OpenStreetMap Gambia (The Gambia)
OSM Gambia has been building its mapping community for over a year. Placing a high priority on creating a diverse and inclusive mapping community, 70% of the mapping community are young girls from surrounding secondary schools and universities.
OSM Gambia will work with the Gambia Tourism Board and the National Environmental Agency to identify ecotourism areas and capture the current state of vegetation and wildlife to stimulate The Gambia’s tourism industry and assist in planning efforts focused on environmental conservation and preservation.
OpenStreetMap Nicaragua-MapaNica.net (Nicaragua)
OSM Nicaragua-MapaNica.net has a vision to create the most detailed and complete map of Nicaragua that empowers individuals to use open data and participatory technologies to solve common challenges. OSM Nicaragua-MapaNica.net’s aim is to continue mapping the public transit routes in Managua and surrounding cities, expecting to reach at least five new cities.
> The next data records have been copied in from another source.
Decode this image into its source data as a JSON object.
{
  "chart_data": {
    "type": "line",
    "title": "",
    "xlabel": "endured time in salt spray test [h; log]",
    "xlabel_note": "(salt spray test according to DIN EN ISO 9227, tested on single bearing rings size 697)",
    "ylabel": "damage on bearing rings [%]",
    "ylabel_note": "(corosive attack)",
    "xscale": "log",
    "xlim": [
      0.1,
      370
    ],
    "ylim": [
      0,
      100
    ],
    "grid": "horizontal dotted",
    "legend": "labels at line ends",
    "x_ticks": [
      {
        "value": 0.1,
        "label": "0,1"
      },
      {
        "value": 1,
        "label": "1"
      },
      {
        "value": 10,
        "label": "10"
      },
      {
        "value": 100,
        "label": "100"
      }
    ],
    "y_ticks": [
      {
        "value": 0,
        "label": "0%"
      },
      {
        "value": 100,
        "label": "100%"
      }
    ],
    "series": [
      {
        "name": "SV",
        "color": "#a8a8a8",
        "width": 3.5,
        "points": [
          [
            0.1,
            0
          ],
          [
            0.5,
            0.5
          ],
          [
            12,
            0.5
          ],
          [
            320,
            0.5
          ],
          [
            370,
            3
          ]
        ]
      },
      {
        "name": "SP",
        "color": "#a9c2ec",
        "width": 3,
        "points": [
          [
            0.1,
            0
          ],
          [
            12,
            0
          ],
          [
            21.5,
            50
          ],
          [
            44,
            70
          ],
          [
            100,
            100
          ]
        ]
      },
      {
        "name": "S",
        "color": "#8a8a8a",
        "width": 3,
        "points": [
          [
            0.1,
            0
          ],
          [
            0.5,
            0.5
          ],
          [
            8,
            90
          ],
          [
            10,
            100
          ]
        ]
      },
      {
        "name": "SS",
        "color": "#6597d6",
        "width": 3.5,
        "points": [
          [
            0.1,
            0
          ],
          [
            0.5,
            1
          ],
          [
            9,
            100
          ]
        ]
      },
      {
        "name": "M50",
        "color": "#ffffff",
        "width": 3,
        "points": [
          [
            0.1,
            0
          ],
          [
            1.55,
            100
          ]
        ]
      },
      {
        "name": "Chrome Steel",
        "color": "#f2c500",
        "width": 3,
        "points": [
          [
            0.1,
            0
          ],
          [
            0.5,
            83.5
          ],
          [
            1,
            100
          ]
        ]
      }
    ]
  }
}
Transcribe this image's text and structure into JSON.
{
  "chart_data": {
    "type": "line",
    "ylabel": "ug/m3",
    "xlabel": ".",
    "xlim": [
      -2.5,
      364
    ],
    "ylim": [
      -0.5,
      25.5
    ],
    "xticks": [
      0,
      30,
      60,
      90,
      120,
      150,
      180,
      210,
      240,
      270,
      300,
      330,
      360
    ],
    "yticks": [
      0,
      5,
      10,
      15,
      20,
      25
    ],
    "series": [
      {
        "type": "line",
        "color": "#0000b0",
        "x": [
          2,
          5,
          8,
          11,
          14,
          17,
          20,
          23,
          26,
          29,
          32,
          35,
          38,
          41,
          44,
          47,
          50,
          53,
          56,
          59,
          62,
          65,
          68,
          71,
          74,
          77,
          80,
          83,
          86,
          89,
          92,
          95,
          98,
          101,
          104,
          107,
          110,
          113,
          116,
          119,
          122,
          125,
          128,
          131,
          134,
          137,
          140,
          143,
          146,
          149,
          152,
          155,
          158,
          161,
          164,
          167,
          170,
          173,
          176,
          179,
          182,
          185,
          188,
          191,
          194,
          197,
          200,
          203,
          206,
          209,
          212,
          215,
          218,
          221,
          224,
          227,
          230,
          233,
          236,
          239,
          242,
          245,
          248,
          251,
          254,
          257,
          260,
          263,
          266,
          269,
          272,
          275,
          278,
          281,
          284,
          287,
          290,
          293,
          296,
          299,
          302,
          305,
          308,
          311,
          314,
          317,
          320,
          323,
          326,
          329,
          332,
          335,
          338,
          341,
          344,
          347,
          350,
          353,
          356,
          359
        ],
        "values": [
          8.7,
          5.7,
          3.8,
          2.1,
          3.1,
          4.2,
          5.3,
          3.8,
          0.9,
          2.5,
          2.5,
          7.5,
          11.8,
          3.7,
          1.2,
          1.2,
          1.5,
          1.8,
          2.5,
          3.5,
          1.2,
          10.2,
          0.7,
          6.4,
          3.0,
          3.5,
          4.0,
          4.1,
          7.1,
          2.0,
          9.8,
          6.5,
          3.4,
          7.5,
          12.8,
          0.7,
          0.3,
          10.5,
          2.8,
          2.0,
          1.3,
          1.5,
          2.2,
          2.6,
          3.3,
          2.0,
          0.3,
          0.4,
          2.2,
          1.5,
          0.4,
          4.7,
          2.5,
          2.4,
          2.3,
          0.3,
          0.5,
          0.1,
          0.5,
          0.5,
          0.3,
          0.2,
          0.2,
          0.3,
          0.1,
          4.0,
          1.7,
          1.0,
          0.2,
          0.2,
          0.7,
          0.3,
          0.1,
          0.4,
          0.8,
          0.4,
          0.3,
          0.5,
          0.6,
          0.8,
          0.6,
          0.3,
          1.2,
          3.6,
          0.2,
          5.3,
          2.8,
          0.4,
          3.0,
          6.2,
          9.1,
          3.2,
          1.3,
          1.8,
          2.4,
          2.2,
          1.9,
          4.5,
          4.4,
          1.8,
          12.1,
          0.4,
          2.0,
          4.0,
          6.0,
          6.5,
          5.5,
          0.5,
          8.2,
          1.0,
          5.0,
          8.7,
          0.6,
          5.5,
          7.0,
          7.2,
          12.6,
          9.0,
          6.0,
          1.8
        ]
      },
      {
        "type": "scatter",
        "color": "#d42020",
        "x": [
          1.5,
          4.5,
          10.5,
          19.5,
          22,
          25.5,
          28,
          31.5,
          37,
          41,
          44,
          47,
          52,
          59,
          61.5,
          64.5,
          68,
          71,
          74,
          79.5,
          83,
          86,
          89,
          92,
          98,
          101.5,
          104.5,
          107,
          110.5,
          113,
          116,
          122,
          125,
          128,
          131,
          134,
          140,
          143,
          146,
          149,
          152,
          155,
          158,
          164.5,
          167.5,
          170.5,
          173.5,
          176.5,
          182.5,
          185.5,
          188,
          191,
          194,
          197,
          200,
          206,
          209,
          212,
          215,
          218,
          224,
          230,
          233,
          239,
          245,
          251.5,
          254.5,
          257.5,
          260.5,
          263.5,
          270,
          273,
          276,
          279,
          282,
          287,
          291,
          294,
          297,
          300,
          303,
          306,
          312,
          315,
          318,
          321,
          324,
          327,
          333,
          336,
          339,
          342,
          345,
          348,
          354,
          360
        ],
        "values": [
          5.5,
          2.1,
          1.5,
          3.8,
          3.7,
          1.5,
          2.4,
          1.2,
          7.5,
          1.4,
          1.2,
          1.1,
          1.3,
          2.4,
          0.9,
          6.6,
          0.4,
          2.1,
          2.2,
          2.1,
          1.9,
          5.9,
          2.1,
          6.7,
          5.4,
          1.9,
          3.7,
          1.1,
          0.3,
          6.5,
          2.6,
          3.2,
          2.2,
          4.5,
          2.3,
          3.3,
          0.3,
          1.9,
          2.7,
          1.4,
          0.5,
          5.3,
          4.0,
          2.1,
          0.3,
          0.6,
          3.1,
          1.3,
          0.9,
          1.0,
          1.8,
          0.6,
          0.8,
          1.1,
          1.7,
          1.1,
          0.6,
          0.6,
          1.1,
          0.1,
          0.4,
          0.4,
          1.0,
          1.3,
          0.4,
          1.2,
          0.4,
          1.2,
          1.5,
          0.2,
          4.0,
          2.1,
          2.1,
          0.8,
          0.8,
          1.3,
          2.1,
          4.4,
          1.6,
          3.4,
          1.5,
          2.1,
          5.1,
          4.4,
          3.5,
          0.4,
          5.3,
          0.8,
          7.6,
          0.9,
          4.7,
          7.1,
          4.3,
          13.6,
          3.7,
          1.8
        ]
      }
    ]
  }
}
They believe mapping is the first step towards improving the transportation system, while engaging new individuals in mapping. By engaging local stakeholders to use OSM for urban planning, the goal is to improve mobility and transport policies in the country.
YouthMappers Dhaka College (Bangladesh)
YouthMappers Dhaka College aims to address a growing challenge for many mega-cities across the world: waste removal. Dhaka’s population has boomed, causing local leaders to focus on several issues affecting individuals related to health and environment. But a cross-cutting issue is the 4,500 tons of waste produced on a daily basis in the city and few effective measures have been taken to mitigate the issue. YouthMappers Dhaka College plan to map all waste collection points in the city to make them easier to find and bring about behavior changes for better waste management practices. Better data will also help city planners determine the ratio of waste collection points to the population.
We are also excited to share that the HOT Voting Members have selected a 2018 Microgrant community to receive a follow-on grant for the 2019 year, via a community vote:
Fundación OpenStreetMap Colombia (Colombia)
In the Caribbean Darien Zone on the border between Panama and Colombia, there is a sustained migratory crisis, with Venezuelans continuing to seek refuge. The humanitarian emergency is exacerbated by the arrival of refugees and displaced persons from other parts of the world hoping to continue their journey through Latin America. Fundación OpenStreetMap Colombia (pictured at top) will work to map the borders, building relationships with local responders and authorities to use the data for planning response activities.
Many thanks to the individuals and organisations who donated to the 2018 Fundraising campaign to make Microgrants possible, and to Board & Voting Members who reviewed the applications.